Innovation requires incentive. Drug manufactures base all research on patent protection. They charge high prices during the 7 year patent period, then try work on new products which are basically the same product, but allows them to create a new patent period.

The gov't can lower drug prices and create incentive to create new drugs by offering longer term patents in exchange for lower prices during the patent period. This would result in lower prices, and curtail the practice of making minor changes to extend patents.

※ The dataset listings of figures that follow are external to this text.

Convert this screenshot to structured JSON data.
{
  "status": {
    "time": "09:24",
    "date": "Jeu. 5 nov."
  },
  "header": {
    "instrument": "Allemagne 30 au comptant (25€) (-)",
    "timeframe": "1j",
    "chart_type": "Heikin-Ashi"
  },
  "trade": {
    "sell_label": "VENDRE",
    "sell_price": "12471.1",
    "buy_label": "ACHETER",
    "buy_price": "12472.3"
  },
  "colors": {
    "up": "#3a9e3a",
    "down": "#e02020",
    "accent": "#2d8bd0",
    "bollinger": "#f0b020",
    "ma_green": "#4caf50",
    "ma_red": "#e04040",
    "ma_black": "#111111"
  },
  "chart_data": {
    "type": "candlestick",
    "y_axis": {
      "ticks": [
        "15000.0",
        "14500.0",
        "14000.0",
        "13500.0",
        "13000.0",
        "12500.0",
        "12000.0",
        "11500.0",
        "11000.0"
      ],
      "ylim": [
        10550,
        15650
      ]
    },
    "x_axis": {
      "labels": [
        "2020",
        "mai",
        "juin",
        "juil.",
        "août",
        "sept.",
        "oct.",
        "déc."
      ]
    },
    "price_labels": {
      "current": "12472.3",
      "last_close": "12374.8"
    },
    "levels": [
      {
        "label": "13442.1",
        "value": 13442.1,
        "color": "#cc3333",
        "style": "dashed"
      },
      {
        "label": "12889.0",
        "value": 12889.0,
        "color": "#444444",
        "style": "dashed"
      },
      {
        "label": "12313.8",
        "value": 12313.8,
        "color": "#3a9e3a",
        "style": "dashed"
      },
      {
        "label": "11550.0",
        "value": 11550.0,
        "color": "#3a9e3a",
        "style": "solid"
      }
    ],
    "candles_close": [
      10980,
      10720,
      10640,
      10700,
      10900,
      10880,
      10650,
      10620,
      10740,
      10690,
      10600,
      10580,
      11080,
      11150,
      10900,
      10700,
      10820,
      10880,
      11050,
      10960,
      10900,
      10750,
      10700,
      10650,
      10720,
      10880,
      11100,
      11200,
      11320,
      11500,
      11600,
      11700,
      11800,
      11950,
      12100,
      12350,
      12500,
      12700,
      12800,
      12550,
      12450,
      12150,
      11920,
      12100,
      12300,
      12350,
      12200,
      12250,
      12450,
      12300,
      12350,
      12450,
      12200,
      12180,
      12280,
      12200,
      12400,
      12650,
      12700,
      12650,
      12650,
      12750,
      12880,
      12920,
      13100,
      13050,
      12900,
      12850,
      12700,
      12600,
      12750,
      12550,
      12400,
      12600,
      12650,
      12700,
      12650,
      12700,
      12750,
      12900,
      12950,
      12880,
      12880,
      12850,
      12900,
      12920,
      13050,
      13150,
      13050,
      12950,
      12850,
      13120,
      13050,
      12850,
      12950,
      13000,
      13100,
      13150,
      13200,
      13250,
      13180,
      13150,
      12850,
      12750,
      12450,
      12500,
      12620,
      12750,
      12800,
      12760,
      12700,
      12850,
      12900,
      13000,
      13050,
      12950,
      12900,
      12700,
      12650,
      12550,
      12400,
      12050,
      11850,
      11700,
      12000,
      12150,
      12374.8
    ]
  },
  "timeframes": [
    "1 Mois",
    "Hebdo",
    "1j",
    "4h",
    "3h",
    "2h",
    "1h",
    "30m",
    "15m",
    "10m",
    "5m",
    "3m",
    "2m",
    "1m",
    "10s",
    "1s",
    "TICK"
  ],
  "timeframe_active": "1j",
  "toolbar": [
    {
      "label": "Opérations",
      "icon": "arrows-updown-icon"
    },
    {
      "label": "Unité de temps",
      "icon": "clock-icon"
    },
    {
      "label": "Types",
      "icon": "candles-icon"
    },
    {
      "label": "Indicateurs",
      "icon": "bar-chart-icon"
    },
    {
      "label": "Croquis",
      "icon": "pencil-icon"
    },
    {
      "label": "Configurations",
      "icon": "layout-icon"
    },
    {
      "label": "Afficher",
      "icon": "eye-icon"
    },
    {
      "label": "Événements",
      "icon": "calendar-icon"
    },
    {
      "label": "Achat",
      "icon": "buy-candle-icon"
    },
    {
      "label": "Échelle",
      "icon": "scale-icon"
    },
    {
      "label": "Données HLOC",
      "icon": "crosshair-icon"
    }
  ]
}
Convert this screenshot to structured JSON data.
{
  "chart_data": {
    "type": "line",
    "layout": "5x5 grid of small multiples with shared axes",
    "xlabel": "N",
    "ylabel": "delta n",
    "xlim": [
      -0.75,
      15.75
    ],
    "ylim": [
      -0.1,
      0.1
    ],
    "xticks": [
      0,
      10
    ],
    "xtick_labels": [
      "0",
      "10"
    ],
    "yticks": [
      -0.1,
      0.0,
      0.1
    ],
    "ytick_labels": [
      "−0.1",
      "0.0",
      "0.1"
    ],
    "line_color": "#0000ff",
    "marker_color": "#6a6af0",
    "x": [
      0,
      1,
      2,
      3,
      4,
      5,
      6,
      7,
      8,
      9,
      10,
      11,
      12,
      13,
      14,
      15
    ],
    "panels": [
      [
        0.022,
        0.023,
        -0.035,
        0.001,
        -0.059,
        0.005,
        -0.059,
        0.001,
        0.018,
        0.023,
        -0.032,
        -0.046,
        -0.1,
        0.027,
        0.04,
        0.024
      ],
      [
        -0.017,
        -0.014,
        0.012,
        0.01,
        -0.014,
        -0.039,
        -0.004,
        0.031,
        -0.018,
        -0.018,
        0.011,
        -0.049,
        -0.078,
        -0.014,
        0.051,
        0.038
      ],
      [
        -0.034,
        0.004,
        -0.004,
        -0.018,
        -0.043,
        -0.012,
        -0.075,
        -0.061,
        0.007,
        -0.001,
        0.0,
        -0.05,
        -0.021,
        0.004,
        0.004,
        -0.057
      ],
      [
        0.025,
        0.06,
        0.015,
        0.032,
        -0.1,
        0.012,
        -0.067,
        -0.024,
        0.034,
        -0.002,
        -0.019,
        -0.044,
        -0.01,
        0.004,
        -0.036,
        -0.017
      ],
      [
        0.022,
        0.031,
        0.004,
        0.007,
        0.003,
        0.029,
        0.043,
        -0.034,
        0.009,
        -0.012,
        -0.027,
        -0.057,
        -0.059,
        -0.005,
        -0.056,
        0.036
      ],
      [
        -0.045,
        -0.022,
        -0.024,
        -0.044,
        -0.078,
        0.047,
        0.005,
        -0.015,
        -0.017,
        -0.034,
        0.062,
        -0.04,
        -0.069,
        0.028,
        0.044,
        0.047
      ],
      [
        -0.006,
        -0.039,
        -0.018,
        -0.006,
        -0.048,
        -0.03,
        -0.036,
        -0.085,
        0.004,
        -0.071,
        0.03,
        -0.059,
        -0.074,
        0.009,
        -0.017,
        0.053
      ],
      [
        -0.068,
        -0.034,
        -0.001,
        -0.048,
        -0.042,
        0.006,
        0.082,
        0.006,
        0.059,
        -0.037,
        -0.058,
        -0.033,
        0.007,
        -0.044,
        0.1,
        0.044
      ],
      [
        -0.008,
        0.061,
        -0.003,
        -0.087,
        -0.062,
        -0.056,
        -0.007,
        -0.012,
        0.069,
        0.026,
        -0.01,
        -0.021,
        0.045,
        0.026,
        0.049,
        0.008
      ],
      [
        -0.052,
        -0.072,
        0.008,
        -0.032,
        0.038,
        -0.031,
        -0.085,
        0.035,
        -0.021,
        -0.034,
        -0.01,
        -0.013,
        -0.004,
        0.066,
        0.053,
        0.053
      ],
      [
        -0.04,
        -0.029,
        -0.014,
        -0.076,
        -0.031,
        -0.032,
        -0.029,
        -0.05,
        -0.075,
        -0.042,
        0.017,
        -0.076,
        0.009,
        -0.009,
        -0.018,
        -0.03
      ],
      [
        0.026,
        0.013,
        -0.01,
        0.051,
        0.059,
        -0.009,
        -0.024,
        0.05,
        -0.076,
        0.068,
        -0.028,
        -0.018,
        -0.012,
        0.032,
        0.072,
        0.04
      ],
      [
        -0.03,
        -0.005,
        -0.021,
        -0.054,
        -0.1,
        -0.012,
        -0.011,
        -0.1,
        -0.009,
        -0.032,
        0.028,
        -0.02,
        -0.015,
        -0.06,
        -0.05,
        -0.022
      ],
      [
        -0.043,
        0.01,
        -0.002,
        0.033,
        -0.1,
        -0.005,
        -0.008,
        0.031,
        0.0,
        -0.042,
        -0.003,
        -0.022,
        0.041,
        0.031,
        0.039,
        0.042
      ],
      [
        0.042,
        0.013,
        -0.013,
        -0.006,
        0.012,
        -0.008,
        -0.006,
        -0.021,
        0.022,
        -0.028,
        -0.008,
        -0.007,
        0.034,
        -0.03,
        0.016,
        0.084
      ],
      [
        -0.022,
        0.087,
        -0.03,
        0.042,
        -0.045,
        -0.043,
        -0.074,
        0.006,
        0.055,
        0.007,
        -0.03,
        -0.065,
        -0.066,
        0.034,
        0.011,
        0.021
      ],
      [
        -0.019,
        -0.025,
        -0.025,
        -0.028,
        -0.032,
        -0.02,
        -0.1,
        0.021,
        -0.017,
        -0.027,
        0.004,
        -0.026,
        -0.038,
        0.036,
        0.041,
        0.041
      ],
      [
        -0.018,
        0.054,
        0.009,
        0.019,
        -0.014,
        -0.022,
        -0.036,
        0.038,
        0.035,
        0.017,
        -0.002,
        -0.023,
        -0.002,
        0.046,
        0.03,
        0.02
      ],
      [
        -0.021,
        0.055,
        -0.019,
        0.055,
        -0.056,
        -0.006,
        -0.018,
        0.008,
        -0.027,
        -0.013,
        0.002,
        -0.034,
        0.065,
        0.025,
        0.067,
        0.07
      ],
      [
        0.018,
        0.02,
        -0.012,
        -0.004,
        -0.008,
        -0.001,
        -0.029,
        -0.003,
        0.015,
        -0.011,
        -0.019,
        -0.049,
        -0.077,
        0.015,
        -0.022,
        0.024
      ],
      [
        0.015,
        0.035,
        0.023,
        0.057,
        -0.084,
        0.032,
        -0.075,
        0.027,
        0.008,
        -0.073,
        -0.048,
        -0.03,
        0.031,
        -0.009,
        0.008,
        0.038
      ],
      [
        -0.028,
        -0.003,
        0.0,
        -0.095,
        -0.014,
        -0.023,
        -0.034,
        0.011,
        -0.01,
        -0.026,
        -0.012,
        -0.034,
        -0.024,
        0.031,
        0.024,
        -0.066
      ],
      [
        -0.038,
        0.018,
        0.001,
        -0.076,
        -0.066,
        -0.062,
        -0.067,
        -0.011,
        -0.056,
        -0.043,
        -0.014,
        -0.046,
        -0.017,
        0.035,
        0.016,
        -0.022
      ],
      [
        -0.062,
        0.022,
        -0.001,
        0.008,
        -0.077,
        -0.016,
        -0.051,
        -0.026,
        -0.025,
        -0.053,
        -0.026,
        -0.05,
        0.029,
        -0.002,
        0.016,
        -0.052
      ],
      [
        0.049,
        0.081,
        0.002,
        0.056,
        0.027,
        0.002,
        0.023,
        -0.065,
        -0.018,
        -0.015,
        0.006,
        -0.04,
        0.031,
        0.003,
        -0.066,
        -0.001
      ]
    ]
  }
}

Instead, competing companies will have strong incentive to come up with new drugs, since they can not sit back and wait for patents to expire. If companies want to put a product out, they will need a new better product. Companies with patents will not waste R&D dollars on useless changes to products (which gets charged back to the customer). Patients will get lower cost drugs from the start, rather than having to wait 7 years for generics, which get replaced by new patented drugs that aren't any different than the original drugs.

Here is the suggestion:
Offer longer patents for lower prices.

This will curtail "fake upgrades" to existing products and force competing companies to come up with real improvements (since they won't be able to live off the R&D of the original developer by marketing generics after the 7 year patent period).